Alcool contenu.  Fermentation : transforme certains sucres en alcool éthylique et en gaz carbonique C6 H12 O6 (sucres) → M 2 C2 H5 OH (alcool éthylique) + 2 CO2 (gaz carbonique). Due à l'action d'organismes microscopiques vivants présents dans le moût, les levures, notamment du genre saccharomyces qui utilisent les matières azotées, sucrées et minérales du moût, décomposant ainsi les sucres. Teneur alcoolique d'un vin : dépend du taux de sucre dans le moût. 100 g de sucre de raisin donnent en moyenne (en g) : alcool 48,45, gaz carbonique 45,65, glycérine 3,23, acide succinique 0,62. La fermentation de 17-18 g de sucre donne 1 degré d'alcool par litre. Méthodes pour augmenter le degré : 1re : concentration du moût. 2e : ajout de moût concentré ou de moût concentré rectifié. Courantes en France et en Italie. 3e : chaptalisation [préconisée par le Français Jean-Antoine Chaptal (1751-1832)] : on introduit du sucre pendant la fermentation de la vendange (pour les vins rouges) ou des moûts (pour les vins rosés et blancs). En augmentant le sucre, on élève le titre du vin.
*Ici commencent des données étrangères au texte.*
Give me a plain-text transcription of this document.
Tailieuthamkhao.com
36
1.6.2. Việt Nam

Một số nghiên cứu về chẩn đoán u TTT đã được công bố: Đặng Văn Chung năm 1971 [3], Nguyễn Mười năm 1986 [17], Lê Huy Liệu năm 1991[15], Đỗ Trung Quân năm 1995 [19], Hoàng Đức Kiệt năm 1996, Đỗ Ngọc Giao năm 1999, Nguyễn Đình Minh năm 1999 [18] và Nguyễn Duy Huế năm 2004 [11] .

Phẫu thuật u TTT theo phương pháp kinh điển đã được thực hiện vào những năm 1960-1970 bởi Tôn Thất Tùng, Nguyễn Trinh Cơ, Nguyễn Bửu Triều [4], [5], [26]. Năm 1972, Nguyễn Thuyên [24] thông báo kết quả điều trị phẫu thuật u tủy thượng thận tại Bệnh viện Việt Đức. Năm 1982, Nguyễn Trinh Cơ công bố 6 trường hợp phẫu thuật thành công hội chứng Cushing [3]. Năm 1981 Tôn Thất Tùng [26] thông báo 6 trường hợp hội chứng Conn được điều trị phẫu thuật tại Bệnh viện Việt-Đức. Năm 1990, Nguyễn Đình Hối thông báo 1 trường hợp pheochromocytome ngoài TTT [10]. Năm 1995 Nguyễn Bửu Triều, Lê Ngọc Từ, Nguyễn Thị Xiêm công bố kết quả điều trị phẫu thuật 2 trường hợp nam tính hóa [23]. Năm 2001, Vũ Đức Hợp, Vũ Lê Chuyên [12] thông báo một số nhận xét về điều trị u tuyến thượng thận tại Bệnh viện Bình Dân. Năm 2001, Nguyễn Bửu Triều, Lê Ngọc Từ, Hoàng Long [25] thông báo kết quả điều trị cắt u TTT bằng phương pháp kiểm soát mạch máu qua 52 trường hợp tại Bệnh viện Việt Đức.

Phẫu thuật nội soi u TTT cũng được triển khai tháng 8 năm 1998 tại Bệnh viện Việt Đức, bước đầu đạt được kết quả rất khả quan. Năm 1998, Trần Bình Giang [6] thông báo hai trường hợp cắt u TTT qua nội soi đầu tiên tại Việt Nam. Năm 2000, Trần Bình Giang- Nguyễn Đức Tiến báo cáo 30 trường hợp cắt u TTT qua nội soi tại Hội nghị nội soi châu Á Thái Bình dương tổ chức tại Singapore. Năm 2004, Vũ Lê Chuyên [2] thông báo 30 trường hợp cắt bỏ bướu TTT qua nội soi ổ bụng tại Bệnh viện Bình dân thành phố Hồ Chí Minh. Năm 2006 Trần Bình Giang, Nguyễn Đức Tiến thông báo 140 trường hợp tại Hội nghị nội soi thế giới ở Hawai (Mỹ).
Dans les zones où cela est permis, on ne doit pas dépasser 250 kg par ha pour la zone C et 300 kg par ha pour la zone B. Pour augmenter la teneur alcoolique de 1o, il faut 17 g de sucre par litre pour les vins blancs et rosés et 18 g pour les vins rouges. 4e : concentration du vin lui-même (peu utilisée).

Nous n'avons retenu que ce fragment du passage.